Après leur victoire sur les Arabo-Swahilis, les colons belges se sont efforcés de faire disparaître toute trace du règne des musulmans sur l’est du Congo. Les mosquées et les écoles coraniques ont été systématiquement détruites, et les missionnaires jésuites ont tenté – sans grand succès – d’évangéliser les populations musulmanes du Maniema7. « La plupart des connaissances que nous avons aujourd’hui au sujet des Arabo-Swahilis ont été façonnées par les colons, qui ont tout mis en œuvre pour éradiquer cette culture et dont l’intérêt était de reprendre le commerce d’ivoire et de convertir les Congolais au christianisme », indique Noémie Arazi.

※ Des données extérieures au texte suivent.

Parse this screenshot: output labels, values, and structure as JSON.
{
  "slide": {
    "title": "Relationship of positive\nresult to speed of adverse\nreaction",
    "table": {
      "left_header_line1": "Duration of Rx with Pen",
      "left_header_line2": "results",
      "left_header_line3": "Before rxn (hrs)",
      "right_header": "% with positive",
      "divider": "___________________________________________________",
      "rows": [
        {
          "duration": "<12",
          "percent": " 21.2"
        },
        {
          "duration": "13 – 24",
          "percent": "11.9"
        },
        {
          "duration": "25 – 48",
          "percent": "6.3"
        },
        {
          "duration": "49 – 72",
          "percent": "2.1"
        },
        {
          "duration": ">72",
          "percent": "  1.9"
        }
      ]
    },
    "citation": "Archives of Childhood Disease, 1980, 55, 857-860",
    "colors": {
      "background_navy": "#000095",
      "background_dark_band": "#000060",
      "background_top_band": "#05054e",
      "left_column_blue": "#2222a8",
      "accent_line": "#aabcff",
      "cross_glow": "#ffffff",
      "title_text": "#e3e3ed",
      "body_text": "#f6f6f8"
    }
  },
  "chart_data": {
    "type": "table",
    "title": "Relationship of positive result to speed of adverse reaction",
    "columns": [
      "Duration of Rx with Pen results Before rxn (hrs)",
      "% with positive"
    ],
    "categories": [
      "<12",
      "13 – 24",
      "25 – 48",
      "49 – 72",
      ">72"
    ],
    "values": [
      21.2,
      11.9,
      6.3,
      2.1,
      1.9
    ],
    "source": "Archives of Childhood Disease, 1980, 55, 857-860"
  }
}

« Il y a eu les “campagnes arabes”, et là ils ont détruit tout ce qui avait été construit par les Arabo-Swahilis. C’est pourquoi il n’existe plus de mosquée d’époque aujourd’hui, poursuit l’archéologue. La seule preuve visuelle que nous avons pu obtenir, c’est celle d’une mosquée en ruines à Isangi, une ville voisine de Maniema ». Elle estime que le plus important aujourd’hui est de préserver ce patrimoine et de le transmettre aux générations futures. « La société civile de Kasongo aimerait qu’un musée ou un centre culturel voie le jour. Cela implique de notre part, nous autres Belges, la restitution des objets qui se trouvent au Musée de l’armée, à Bruxelles, ou au Musée royal de l’Afrique centrale, à Tervuren. »

1Imam de la ville de Kindu (Maniema), Idi Saleh Manusura a annoncé de grandes initiatives de développement communautaire et de restauration du patrimoine islamique dans la province.

2En 1839, il signa un traité avec la Grande-Bretagne qui portait principalement sur le commerce et la navigation entre les deux pays, ainsi que sur la fourniture d’installations aux navires britanniques dans les ports d’Oman. En 1844, un traité similaire fut signé avec la France.

3Pierre Salmon, Le Voyage de Van Kerckhoven aux Stanley Falls et au camp de Yambuya (1888), Académie royale des sciences d’outre-mer, 1978.

4Le sultan Barghash Bin Saïd Al-Busaïdi a régné sur Zanzibar de 1870 à sa mort, en 1888.

5Découvertes par Henry Morton Stanley, les Stanley-Falls (région actuelle de Kisangani) étaient à l’époque un poste majeur de l’État indépendant du Congo. Les Belges y subissaient régulièrement les assauts des Arabes. La nomination de Tippo Tip visait à pacifier la zone en garantissant la sécurité des agents de Léopold II.

6La Force publique (1885-1960) était l’armée coloniale belge au Congo, composée de soldats africains commandés par des officiers belges.

7Selon des estimations approximatives de la Communauté islamique en RD Congo (Comico), 70 % à 80 % de la population à Kasongo serait d’obédience musulmane aujourd’hui.